One important thing to be mindful of for one's longterm retirement plan is to start as early as possible.
Besides being diversified and investing in quality investments, one should also generally view the younger years as the time to be most aggressive with your investments - when you're decades away from retirement, hopefully you can make double digit returns most years, or at least 7-8% a year on average. The power of compounding works wonders over time.
Too many people put off even thinking about retirement until they get well into their 40's or even later. Too many people live far too high, spend way too much, borrow too much, and don't have priorities in order. If it comes down to your last $1k a month of your monthly budget being divided up between your automobile of choice and your retirement investing, don't buy a car that costs $1k a month. Buy a car that will cost you $500 a month or less, and put at least $500 a month into retirement.
An old guy I know retired in his 50's after 35 years of working as an hourly blue collar worker, making an average of $80k a year. He lived like he made $50k a year, and put the rest into retirement. He was worth over $3 million when he retired. Another old guy I know started an industrial cleaning business right out of high school, worked hard, paid himself a modest salary, and sold his business 30 years later for an after tax profit of $30 million before he was 50 years old.
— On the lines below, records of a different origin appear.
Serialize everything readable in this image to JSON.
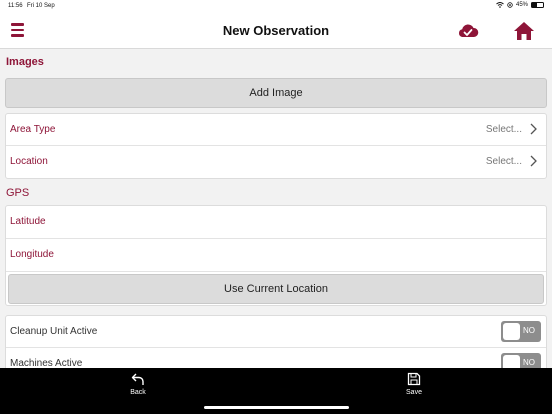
{
  "status_bar": {
    "time": "11:56",
    "date": "Fri 10 Sep",
    "battery": "45%",
    "battery_level": 0.45
  },
  "nav": {
    "title": "New Observation",
    "menu_icon": "hamburger-menu-icon",
    "sync_icon": "cloud-check-icon",
    "home_icon": "home-icon"
  },
  "accent_color": "#8e1538",
  "images": {
    "header": "Images",
    "add_button": "Add Image"
  },
  "classification": {
    "area_type": {
      "label": "Area Type",
      "value": "Select..."
    },
    "location": {
      "label": "Location",
      "value": "Select..."
    }
  },
  "gps": {
    "header": "GPS",
    "latitude_label": "Latitude",
    "longitude_label": "Longitude",
    "use_location_button": "Use Current Location"
  },
  "toggles": [
    {
      "label": "Cleanup Unit Active",
      "state": "NO"
    },
    {
      "label": "Machines Active",
      "state": "NO"
    }
  ],
  "tab_bar": {
    "back_label": "Back",
    "save_label": "Save"
  }
}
As you get closer to retirement, it's probably a good idea to be somewhat more conservative, particularly if you don't have a huge amount of money by the time you reach that last decade or so prior to retirement.
Hopefully by the time you retire, you have all debt paid off, all kids out of the house (or at least pulling their weight if still at home), and all of their educations taken care of (529 plans, etc). Some people downsize when they retire - they no longer need a 5 bedroom million dollar home after the 3 kids are gone, so they downsize into a smaller home and invest the rest of the money from the sale of the big house.
If you retire with $10 million or more and no debt, you can probably play around with some of your money and keep a little in riskier investments. If you retire with $1-2 mil or less, you will most likely need to make every dollar count, and will probably want to be pretty much entirely in things like investment grade bonds and large cap high-dividend blue chip stocks in retirement.
Some very conservative retired folks may keep the vast majority of their $ in bonds, while some more aggressive retired folks with plenty of money to play with may continue to keep most of their money in various stocks. Investing is a highly individual thing, and more money gives one more flexibility - particularly if they are more or less debt-free and don't have huge living expenses.
A general rule of thumb is that you should have at least $100k saved up for every $5k of annual income you'll need. If you're taking out more than 5% a year, you're probably going to be eating into your principal or investing your retirement nestegg too aggressively. If you're not earning at least 4-5% a year in interest, dividends, etc, you're going to have a hard time outpacing inflation.
A good thing about contributing a fixed amount to your retirement accounts each payday is that you are dollar cost averaging - buying more shares of your investments when the investments are down, fewer shares when they are up. This also helps when we go through periods like Q4 '07 through Q1 '09.